4. Why LLMs Outperform Traditional Methods
- Semantic Understanding: LLMs grasp meaning beyond surface patterns. When a contract states “the license shall survive any termination,” the LLM correctly identifies this as “Irrevocable/ Perpetual,” while regex patterns miss it.
- Context Awareness: LLMs consider surrounding context. “May not assign” might indicate Non-Transferable in a license section but something different in an assignment section.

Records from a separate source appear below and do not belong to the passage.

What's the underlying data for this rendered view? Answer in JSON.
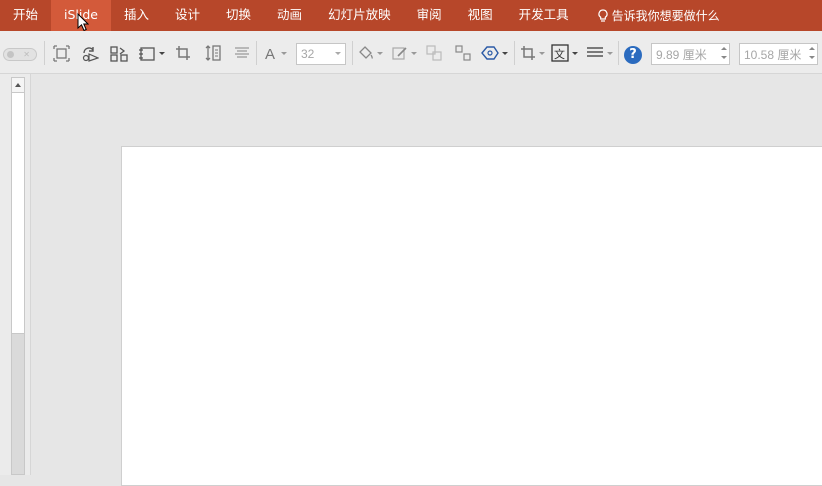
{
  "ribbon": {
    "tabs": [
      {
        "label": "开始"
      },
      {
        "label": "iSlide"
      },
      {
        "label": "插入"
      },
      {
        "label": "设计"
      },
      {
        "label": "切换"
      },
      {
        "label": "动画"
      },
      {
        "label": "幻灯片放映"
      },
      {
        "label": "审阅"
      },
      {
        "label": "视图"
      },
      {
        "label": "开发工具"
      }
    ],
    "active_tab": "iSlide",
    "tell_me": "告诉我你想要做什么",
    "colors": {
      "ribbon_bg": "#b7472a",
      "active_tab_bg": "#d35a3a"
    }
  },
  "toolbar": {
    "font_size": "32",
    "width_value": "9.89 厘米",
    "height_value": "10.58 厘米",
    "help_glyph": "?",
    "icons": [
      "toggle-switch-icon",
      "align-frame-icon",
      "rotate-shape-icon",
      "distribute-icon",
      "layout-box-icon",
      "crop-icon",
      "text-spacing-icon",
      "text-align-icon",
      "font-color-icon",
      "fill-color-icon",
      "line-color-icon",
      "group-icon",
      "ungroup-icon",
      "shape-edit-icon",
      "crop-tool-icon",
      "text-box-icon",
      "line-style-icon",
      "help-icon"
    ]
  }
}
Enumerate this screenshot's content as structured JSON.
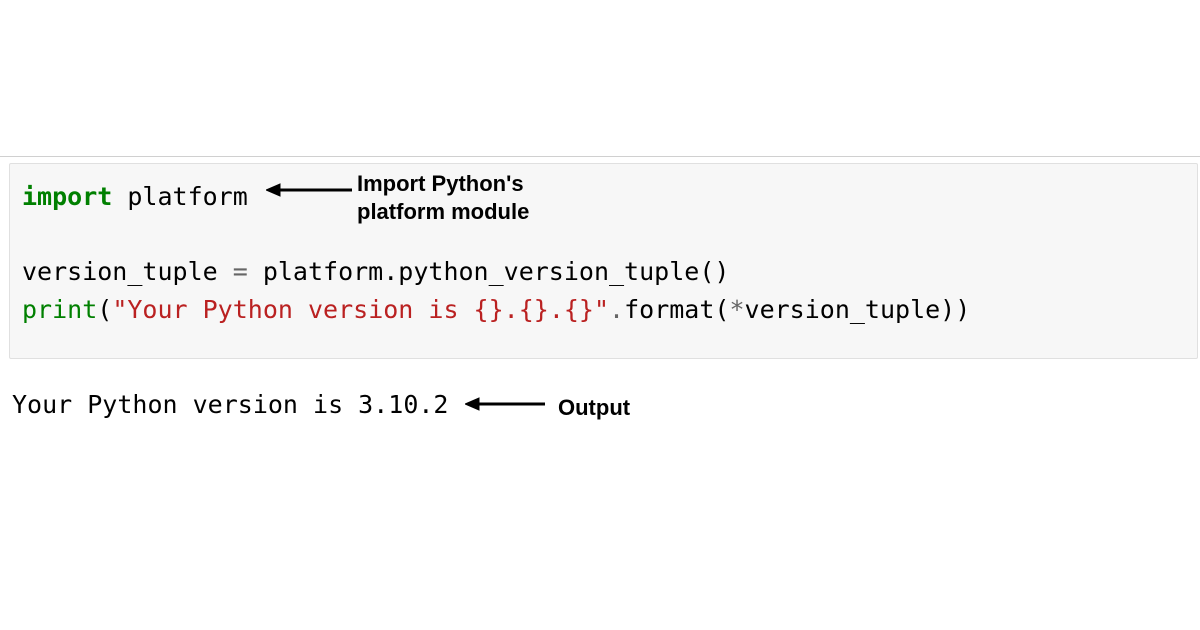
{
  "code": {
    "line1": {
      "keyword": "import",
      "space": " ",
      "module": "platform"
    },
    "line2_empty": "",
    "line3": {
      "varname": "version_tuple",
      "eq": " = ",
      "rhs": "platform.python_version_tuple()"
    },
    "line4": {
      "func": "print",
      "open": "(",
      "string": "\"Your Python version is {}.{}.{}\"",
      "dot": ".",
      "method": "format(",
      "star": "*",
      "arg": "version_tuple))"
    }
  },
  "annotations": {
    "import": "Import Python's\nplatform module",
    "output": "Output"
  },
  "output": "Your Python version is 3.10.2"
}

- Generalization: LLMs handle paraphrased language without explicit patterns. Traditional methods require new rules for each variation.
5. Conclusion
This paper presents Project Atticus Graph, a system for extracting structured knowledge graphs from legal contracts using Large Language Models. Our evaluation on 17 IP Agreement contracts from the CUAD dataset demonstrates: 1.87x better Macro F1 (0.734 vs. 0.392), 91% precision with 85% recall, 7/9 clause types won by the LLM, and 90 relationships extracted (vs. 0 for traditional). The key differentiator is not just higher accuracy on clause detection, but the fundamental capability to extract structured relationships (WHO grants/assigns IP to WHOM), transforming contract analysis from isolated document review to connected knowledge graph reasoning.